Ohio Lt. Gov. Jon Husted won’t say whether he was aware of a $1 million donation in 2017 to a political group that supported his gubernatorial bid. Instead, his office only reiterates that the group was not affiliated with the Husted campaign.
The massive donation came from Akron-based FirstEnergy, which collected more than $60 million in kickbacks over the next two years in exchange for $1.3 billion in financial aid to ratepayers – a bill that Gov. Mike DeWine signed into law just hours after its adoption.
The donation was discovered among a treasure trove of documents a group of news organizations including Capital Journal The Ohio Office of Consumer Counsel was contacted.
As Energy News Network and Floodlight reported last week, the documents also included emails showing that Husted lobbied DeWine to support aid. The lobbying came just 11 days after Husted abandoned his bid for governor and joined DeWine on December 1, 2017.
“Jon Husted called me to say he was meeting with DeWine about our case to try to accommodate him to help keep the plant open,” reads a December 12, 2017 email from a FirstEnergy lobbyist, Joel Bailey.
These plants were money-losing nuclear and coal plants that FirstEnergy wanted to bail out and then spin off.
In 2021, FirstEnergy signed a deferred prosecution agreement in which he admitted to paying bribes to elect a amiable Republican majority to the House of Representatives, which would elect a amiable speaker who would pass and protect corrupt aid.
The company also admitted paying a $4.3 million bribe to Sam Randazzo, DeWine’s pick to chair the Ohio Public Service Commission, who died by suicide last week. The state indictment alleged that FirstEnergy executives arranged the bribe with Randazzo that same night they discussed his suitability as a regulator at dinner with Governor-elect DeWine and Lieutenant Governor-elect Husted on December 18, 2018
A scandal arose put former House Speaker Larry Householder, R-Glenford, in federal prison for 20 yearsand former Ohio Republican Party Chairman Matt Borges for five years. Two more pleaded guilty and are awaiting sentencing. Another defendant, lobbyist Neil Clark, also died by suicide — wearing a T-shirt that read “DeWine for Governor.”.
DeWine and Husted have not been charged in the case and have vehemently denied wrongdoing.
However, they did not discuss it publicly just what they knew about Randazzo’s longstanding relationship with FirstEnergyor what they knew about the torrent of dark money pouring from FirstEnergy into Capitol Square to donate and protect the bailout. They also did not discuss what senior administration officials with close ties to FirstEnergy may have known.
Among the documents turned over after FirstEnergy’s settlement with federal prosecutors was a spreadsheet listing 501(c)(4) political donations the company made in 2017.
Such donations are called “dark money” because recipients do not have to reveal their sources. By law, dark money donations cannot go directly to candidates, but to them they can go to groups that support them, but should not coordinate directly with them.

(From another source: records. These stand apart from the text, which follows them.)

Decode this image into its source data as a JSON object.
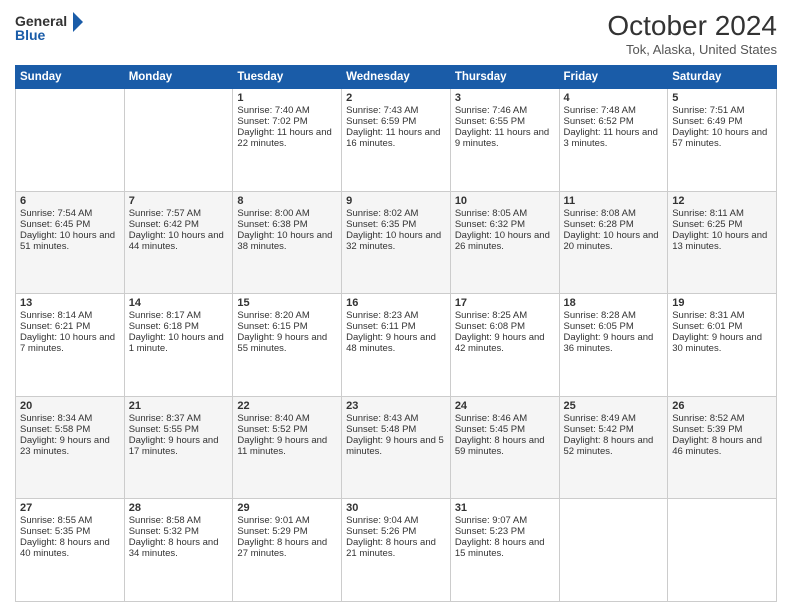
{
  "header": {
    "logo_line1": "General",
    "logo_line2": "Blue",
    "month": "October 2024",
    "location": "Tok, Alaska, United States"
  },
  "weekdays": [
    "Sunday",
    "Monday",
    "Tuesday",
    "Wednesday",
    "Thursday",
    "Friday",
    "Saturday"
  ],
  "weeks": [
    [
      {
        "day": "",
        "sunrise": "",
        "sunset": "",
        "daylight": ""
      },
      {
        "day": "",
        "sunrise": "",
        "sunset": "",
        "daylight": ""
      },
      {
        "day": "1",
        "sunrise": "Sunrise: 7:40 AM",
        "sunset": "Sunset: 7:02 PM",
        "daylight": "Daylight: 11 hours and 22 minutes."
      },
      {
        "day": "2",
        "sunrise": "Sunrise: 7:43 AM",
        "sunset": "Sunset: 6:59 PM",
        "daylight": "Daylight: 11 hours and 16 minutes."
      },
      {
        "day": "3",
        "sunrise": "Sunrise: 7:46 AM",
        "sunset": "Sunset: 6:55 PM",
        "daylight": "Daylight: 11 hours and 9 minutes."
      },
      {
        "day": "4",
        "sunrise": "Sunrise: 7:48 AM",
        "sunset": "Sunset: 6:52 PM",
        "daylight": "Daylight: 11 hours and 3 minutes."
      },
      {
        "day": "5",
        "sunrise": "Sunrise: 7:51 AM",
        "sunset": "Sunset: 6:49 PM",
        "daylight": "Daylight: 10 hours and 57 minutes."
      }
    ],
    [
      {
        "day": "6",
        "sunrise": "Sunrise: 7:54 AM",
        "sunset": "Sunset: 6:45 PM",
        "daylight": "Daylight: 10 hours and 51 minutes."
      },
      {
        "day": "7",
        "sunrise": "Sunrise: 7:57 AM",
        "sunset": "Sunset: 6:42 PM",
        "daylight": "Daylight: 10 hours and 44 minutes."
      },
      {
        "day": "8",
        "sunrise": "Sunrise: 8:00 AM",
        "sunset": "Sunset: 6:38 PM",
        "daylight": "Daylight: 10 hours and 38 minutes."
      },
      {
        "day": "9",
        "sunrise": "Sunrise: 8:02 AM",
        "sunset": "Sunset: 6:35 PM",
        "daylight": "Daylight: 10 hours and 32 minutes."
      },
      {
        "day": "10",
        "sunrise": "Sunrise: 8:05 AM",
        "sunset": "Sunset: 6:32 PM",
        "daylight": "Daylight: 10 hours and 26 minutes."
      },
      {
        "day": "11",
        "sunrise": "Sunrise: 8:08 AM",
        "sunset": "Sunset: 6:28 PM",
        "daylight": "Daylight: 10 hours and 20 minutes."
      },
      {
        "day": "12",
        "sunrise": "Sunrise: 8:11 AM",
        "sunset": "Sunset: 6:25 PM",
        "daylight": "Daylight: 10 hours and 13 minutes."
      }
    ],
    [
      {
        "day": "13",
        "sunrise": "Sunrise: 8:14 AM",
        "sunset": "Sunset: 6:21 PM",
        "daylight": "Daylight: 10 hours and 7 minutes."
      },
      {
        "day": "14",
        "sunrise": "Sunrise: 8:17 AM",
        "sunset": "Sunset: 6:18 PM",
        "daylight": "Daylight: 10 hours and 1 minute."
      },
      {
        "day": "15",
        "sunrise": "Sunrise: 8:20 AM",
        "sunset": "Sunset: 6:15 PM",
        "daylight": "Daylight: 9 hours and 55 minutes."
      },
      {
        "day": "16",
        "sunrise": "Sunrise: 8:23 AM",
        "sunset": "Sunset: 6:11 PM",
        "daylight": "Daylight: 9 hours and 48 minutes."
      },
      {
        "day": "17",
        "sunrise": "Sunrise: 8:25 AM",
        "sunset": "Sunset: 6:08 PM",
        "daylight": "Daylight: 9 hours and 42 minutes."
      },
      {
        "day": "18",
        "sunrise": "Sunrise: 8:28 AM",
        "sunset": "Sunset: 6:05 PM",
        "daylight": "Daylight: 9 hours and 36 minutes."
      },
      {
        "day": "19",
        "sunrise": "Sunrise: 8:31 AM",
        "sunset": "Sunset: 6:01 PM",
        "daylight": "Daylight: 9 hours and 30 minutes."
      }
    ],
    [
      {
        "day": "20",
        "sunrise": "Sunrise: 8:34 AM",
        "sunset": "Sunset: 5:58 PM",
        "daylight": "Daylight: 9 hours and 23 minutes."
      },
      {
        "day": "21",
        "sunrise": "Sunrise: 8:37 AM",
        "sunset": "Sunset: 5:55 PM",
        "daylight": "Daylight: 9 hours and 17 minutes."
      },
      {
        "day": "22",
        "sunrise": "Sunrise: 8:40 AM",
        "sunset": "Sunset: 5:52 PM",
        "daylight": "Daylight: 9 hours and 11 minutes."
      },
      {
        "day": "23",
        "sunrise": "Sunrise: 8:43 AM",
        "sunset": "Sunset: 5:48 PM",
        "daylight": "Daylight: 9 hours and 5 minutes."
      },
      {
        "day": "24",
        "sunrise": "Sunrise: 8:46 AM",
        "sunset": "Sunset: 5:45 PM",
        "daylight": "Daylight: 8 hours and 59 minutes."
      },
      {
        "day": "25",
        "sunrise": "Sunrise: 8:49 AM",
        "sunset": "Sunset: 5:42 PM",
        "daylight": "Daylight: 8 hours and 52 minutes."
      },
      {
        "day": "26",
        "sunrise": "Sunrise: 8:52 AM",
        "sunset": "Sunset: 5:39 PM",
        "daylight": "Daylight: 8 hours and 46 minutes."
      }
    ],
    [
      {
        "day": "27",
        "sunrise": "Sunrise: 8:55 AM",
        "sunset": "Sunset: 5:35 PM",
        "daylight": "Daylight: 8 hours and 40 minutes."
      },
      {
        "day": "28",
        "sunrise": "Sunrise: 8:58 AM",
        "sunset": "Sunset: 5:32 PM",
        "daylight": "Daylight: 8 hours and 34 minutes."
      },
      {
        "day": "29",
        "sunrise": "Sunrise: 9:01 AM",
        "sunset": "Sunset: 5:29 PM",
        "daylight": "Daylight: 8 hours and 27 minutes."
      },
      {
        "day": "30",
        "sunrise": "Sunrise: 9:04 AM",
        "sunset": "Sunset: 5:26 PM",
        "daylight": "Daylight: 8 hours and 21 minutes."
      },
      {
        "day": "31",
        "sunrise": "Sunrise: 9:07 AM",
        "sunset": "Sunset: 5:23 PM",
        "daylight": "Daylight: 8 hours and 15 minutes."
      },
      {
        "day": "",
        "sunrise": "",
        "sunset": "",
        "daylight": ""
      },
      {
        "day": "",
        "sunrise": "",
        "sunset": "",
        "daylight": ""
      }
    ]
  ]
}
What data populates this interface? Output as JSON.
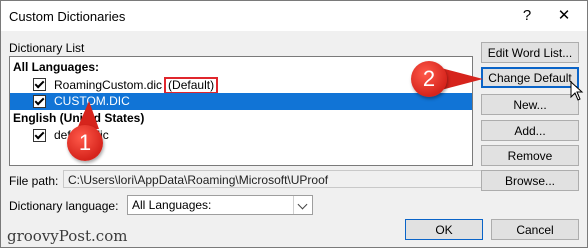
{
  "window": {
    "title": "Custom Dictionaries",
    "help_glyph": "?",
    "close_glyph": "✕"
  },
  "list": {
    "label": "Dictionary List",
    "groups": [
      {
        "header": "All Languages:"
      },
      {
        "header": "English (United States)"
      }
    ],
    "items": [
      {
        "name": "RoamingCustom.dic",
        "tag": "(Default)",
        "checked": true,
        "selected": false
      },
      {
        "name": "CUSTOM.DIC",
        "checked": true,
        "selected": true
      },
      {
        "name": "default.dic",
        "checked": true,
        "selected": false
      }
    ]
  },
  "buttons": {
    "edit_word_list": "Edit Word List...",
    "change_default": "Change Default",
    "new": "New...",
    "add": "Add...",
    "remove": "Remove",
    "browse": "Browse...",
    "ok": "OK",
    "cancel": "Cancel"
  },
  "file_path": {
    "label": "File path:",
    "value": "C:\\Users\\lori\\AppData\\Roaming\\Microsoft\\UProof"
  },
  "dictionary_language": {
    "label": "Dictionary language:",
    "value": "All Languages:"
  },
  "annotations": {
    "step1": "1",
    "step2": "2"
  },
  "watermark": "groovyPost.com",
  "colors": {
    "selection": "#1174d6",
    "highlight_box": "#e0262c",
    "badge": "#d6241c"
  }
}
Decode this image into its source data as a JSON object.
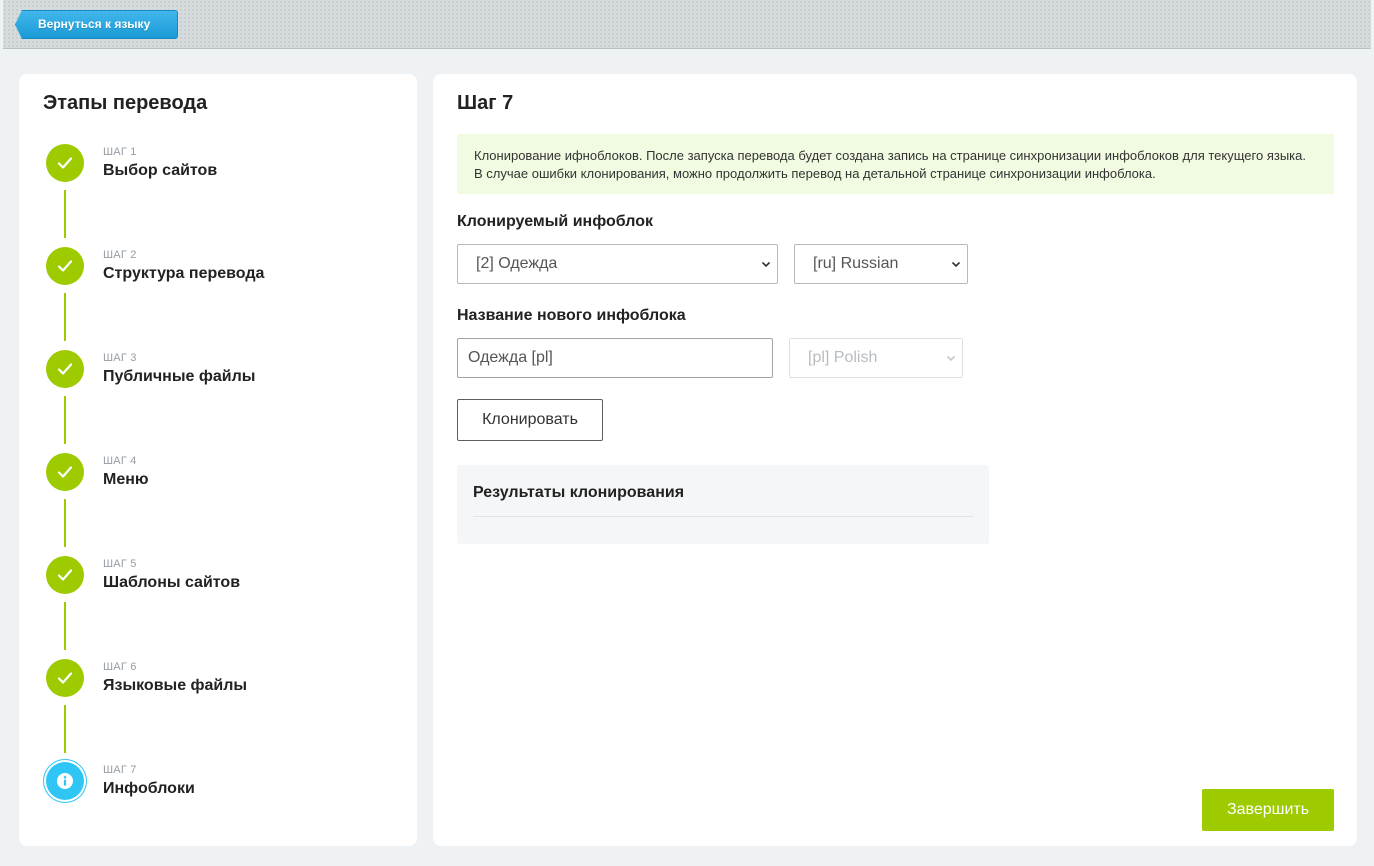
{
  "toolbar": {
    "back_label": "Вернуться к языку"
  },
  "steps_panel": {
    "title": "Этапы перевода",
    "steps": [
      {
        "num": "ШАГ 1",
        "label": "Выбор сайтов",
        "state": "done"
      },
      {
        "num": "ШАГ 2",
        "label": "Структура перевода",
        "state": "done"
      },
      {
        "num": "ШАГ 3",
        "label": "Публичные файлы",
        "state": "done"
      },
      {
        "num": "ШАГ 4",
        "label": "Меню",
        "state": "done"
      },
      {
        "num": "ШАГ 5",
        "label": "Шаблоны сайтов",
        "state": "done"
      },
      {
        "num": "ШАГ 6",
        "label": "Языковые файлы",
        "state": "done"
      },
      {
        "num": "ШАГ 7",
        "label": "Инфоблоки",
        "state": "current"
      }
    ]
  },
  "main": {
    "title": "Шаг 7",
    "alert_text": "Клонирование ифноблоков. После запуска перевода будет создана запись на странице синхронизации инфоблоков для текущего языка. В случае ошибки клонирования, можно продолжить перевод на детальной странице синхронизации инфоблока.",
    "source_label": "Клонируемый инфоблок",
    "source_iblock": "[2] Одежда",
    "source_lang": "[ru] Russian",
    "new_name_label": "Название нового инфоблока",
    "new_name_value": "Одежда [pl]",
    "target_lang": "[pl] Polish",
    "clone_button": "Клонировать",
    "results_title": "Результаты клонирования",
    "finish_button": "Завершить"
  },
  "colors": {
    "accent_green": "#9dcb00",
    "accent_blue": "#2fc6f6",
    "back_button_blue": "#1b9ad6",
    "alert_bg": "#f1fbe2"
  }
}
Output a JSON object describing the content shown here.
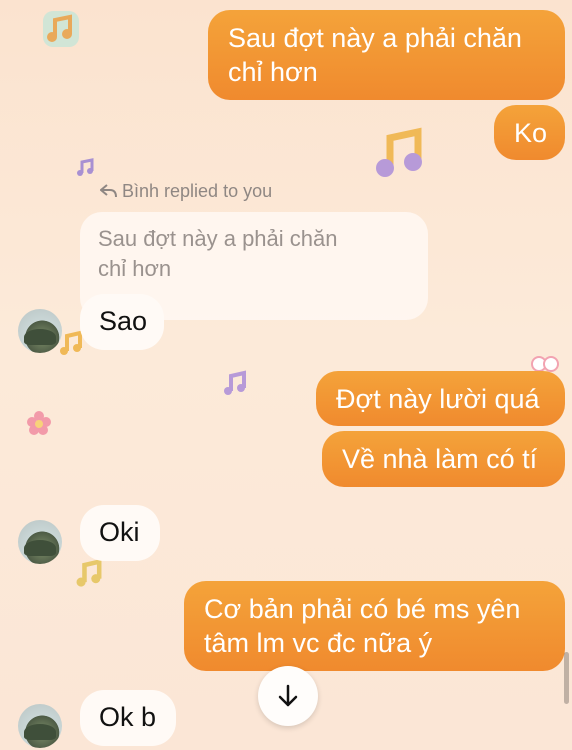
{
  "messages": {
    "m1": "Sau đợt này a phải chăn\nchỉ hơn",
    "m2": "Ko",
    "reply_label": "Bình replied to you",
    "reply_quote": "Sau đợt này a phải chăn\nchỉ hơn",
    "m3": "Sao",
    "m4": "Đợt này lười quá",
    "m5": "Về nhà làm có tí",
    "m6": "Oki",
    "m7": "Cơ bản phải có bé ms yên\ntâm lm vc đc nữa ý",
    "m8": "Ok b"
  },
  "colors": {
    "outgoing_bubble": "#f08a2e",
    "incoming_bubble": "#fffaf6",
    "background": "#fbe3cf"
  },
  "icons": {
    "scroll_down": "arrow-down-icon",
    "reply": "reply-arrow-icon",
    "decor": "music-note-icon"
  }
}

The FirstEnergy spreadsheet is only now becoming public as the FBI investigated the scandal and the U.S. Department of Justice filed an indictment. During the 2019 relief bill battle, there were suspicions that FirstEnergy was financing the effort, but the press and public had no way of knowing because the money flowed through dark money groups – without which U.S. Attorney David DeVillers said there would have been a conspiracy. impossible.
Now that FirstEnergy’s 2017 donation to the Husted-affiliated group is known, fresh questions arise.
Special interests sometimes piously claim that they spend millions on politics solely in the interest of “good government.” But as Householder’s lengthy trial showed last year, corporate political donations are often – if not usually – intended to buy influence with members of government.
For this to happen, the government official would have to know that a special interest had occurred on his behalf. However, Husted – who is considering a run for governor in 2026 – would not say whether he was aware that FirstEnergy in 2017 donated $1 million to a group supporting his earlier candidacy.
His spokeswoman, Hayley Carducci, was asked whether Husted knew about the contribution and, if so, when he learned about it. She was also asked whether Husted convinced DeWine to support the FirstEnergy rescue; what Husted knew about Randazzo’s ties to FirstEnergy when he was chosen to regulate the company; and whether he knew FirstEnergy was flooding Cap Square with dark money in an attempt to pass and keep the bailout.
In an email, Carducci repeated her earlier statement: “The Husted Campaign never received this donation and is not affiliated with any of these groups.”
She added, “As for the remaining questions, we will not comment.”